All IBD patients attending our Infusion centre for Remicade were approached over a two-month period for approval to switch to the biosimilar infliximab (Remsima). All patients were subsequently switched to biosimilar infliximab (Remsima) at their next clinic visit. Data was collected over the next 12 months for the primary end-point loss of response to therapy. Data was also collected on development of antibodies and adverse reactions and surgical events.

Results

Prior to switch date 52 IBD patients received Infliximab (median duration of therapy 23 months, range (2–76 months). 74% patients maintained a long-term response to Infliximab.
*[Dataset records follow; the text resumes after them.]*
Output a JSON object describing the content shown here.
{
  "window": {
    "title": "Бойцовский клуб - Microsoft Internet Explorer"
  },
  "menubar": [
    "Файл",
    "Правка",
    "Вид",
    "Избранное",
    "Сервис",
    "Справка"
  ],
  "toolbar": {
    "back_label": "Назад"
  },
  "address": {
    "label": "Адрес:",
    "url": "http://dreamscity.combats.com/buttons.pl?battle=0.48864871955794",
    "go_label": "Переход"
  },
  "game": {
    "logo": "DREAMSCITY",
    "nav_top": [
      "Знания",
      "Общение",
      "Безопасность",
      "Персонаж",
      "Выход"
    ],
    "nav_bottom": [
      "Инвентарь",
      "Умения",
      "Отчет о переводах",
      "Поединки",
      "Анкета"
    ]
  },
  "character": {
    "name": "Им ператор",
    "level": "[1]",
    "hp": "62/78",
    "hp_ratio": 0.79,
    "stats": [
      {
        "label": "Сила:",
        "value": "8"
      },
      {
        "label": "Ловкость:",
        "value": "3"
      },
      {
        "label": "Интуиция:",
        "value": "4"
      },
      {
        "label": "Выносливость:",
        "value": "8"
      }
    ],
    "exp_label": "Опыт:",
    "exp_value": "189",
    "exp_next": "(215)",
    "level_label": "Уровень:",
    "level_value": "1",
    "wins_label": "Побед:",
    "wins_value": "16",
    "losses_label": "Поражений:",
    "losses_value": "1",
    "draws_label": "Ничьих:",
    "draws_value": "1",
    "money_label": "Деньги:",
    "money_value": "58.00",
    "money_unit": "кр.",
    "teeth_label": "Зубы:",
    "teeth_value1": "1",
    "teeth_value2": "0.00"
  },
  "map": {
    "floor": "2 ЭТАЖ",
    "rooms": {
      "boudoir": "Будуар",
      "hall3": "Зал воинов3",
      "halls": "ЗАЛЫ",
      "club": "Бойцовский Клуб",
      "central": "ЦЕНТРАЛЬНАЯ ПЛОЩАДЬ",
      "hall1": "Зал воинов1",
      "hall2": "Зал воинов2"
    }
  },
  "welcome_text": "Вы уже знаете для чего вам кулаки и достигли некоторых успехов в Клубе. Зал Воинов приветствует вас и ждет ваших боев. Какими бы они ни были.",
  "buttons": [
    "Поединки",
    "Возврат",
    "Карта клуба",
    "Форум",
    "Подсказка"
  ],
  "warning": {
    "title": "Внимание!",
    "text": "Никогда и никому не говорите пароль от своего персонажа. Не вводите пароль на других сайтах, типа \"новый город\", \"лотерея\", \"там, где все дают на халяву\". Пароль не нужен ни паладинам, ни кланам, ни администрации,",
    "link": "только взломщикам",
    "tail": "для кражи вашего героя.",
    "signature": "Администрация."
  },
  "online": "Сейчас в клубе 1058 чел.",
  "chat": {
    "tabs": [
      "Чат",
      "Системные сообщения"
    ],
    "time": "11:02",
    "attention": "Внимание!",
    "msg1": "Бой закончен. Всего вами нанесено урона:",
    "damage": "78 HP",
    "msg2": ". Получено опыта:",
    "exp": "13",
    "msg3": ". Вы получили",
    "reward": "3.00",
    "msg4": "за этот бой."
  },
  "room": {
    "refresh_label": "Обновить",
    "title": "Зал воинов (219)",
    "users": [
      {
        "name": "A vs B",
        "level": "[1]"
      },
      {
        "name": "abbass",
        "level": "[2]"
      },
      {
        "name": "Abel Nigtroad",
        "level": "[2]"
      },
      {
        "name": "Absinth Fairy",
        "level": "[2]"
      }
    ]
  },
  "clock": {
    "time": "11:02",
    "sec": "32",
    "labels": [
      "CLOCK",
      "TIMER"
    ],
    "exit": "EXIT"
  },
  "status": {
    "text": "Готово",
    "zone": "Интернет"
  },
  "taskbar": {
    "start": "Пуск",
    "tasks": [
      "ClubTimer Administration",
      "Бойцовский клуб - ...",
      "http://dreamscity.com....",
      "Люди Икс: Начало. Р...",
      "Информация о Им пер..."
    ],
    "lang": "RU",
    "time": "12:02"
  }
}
33 IBD patients were therefore switched to biosimilar infliximab (Remsima) (15 CDS) - 85% remain on Biosimilar at 1 yr. 2 patients were switched during induction phase (both UC); 1 remains on biosimilar infliximab (Remsima) and 1 switched to Humira due to Antibody development. 11 patients were switched within 12 months of commencement of Infliximab therapy (10 UC); 73% (8 patients) remain on biosimilar infliximab (Remsima) at 1 year; 3 stopped due to development of antibodies (switched therapy – 1 Humira; 1 Entyvio; 1 discontinued therapy). 22 Patients were switched following more than 12 months of therapy with Remicade; 91% (20 patients) remain on therapy at 12 months; 2 stopped and subsequently switched to Humira (1 adverse side effect, 1 Antibody positive).

Conclusion

We have confirmed the recently published Nor-switch study outcomes in our small cohort of patients. Our Data confirms the safety and clinical effectiveness of the Biosimilar Remsima in an Irish setting compared to Remicade. In addition, we have confirmed the effectiveness of the Biosimilar Remsima in maintaining remission in a cohort patients previously treated with Remicade.

References:

[1] Jørgensen K et al. (2016), LB15 – Biosimilar infliximab (CT-P13) is not inferior to originator infliximab: results from the 52-week randomized NOR-SWITCH trial. Abstract presented at the United European Gastroenterology (UEG) Week meeting 2016, 15–19 October, Vienna, Austria.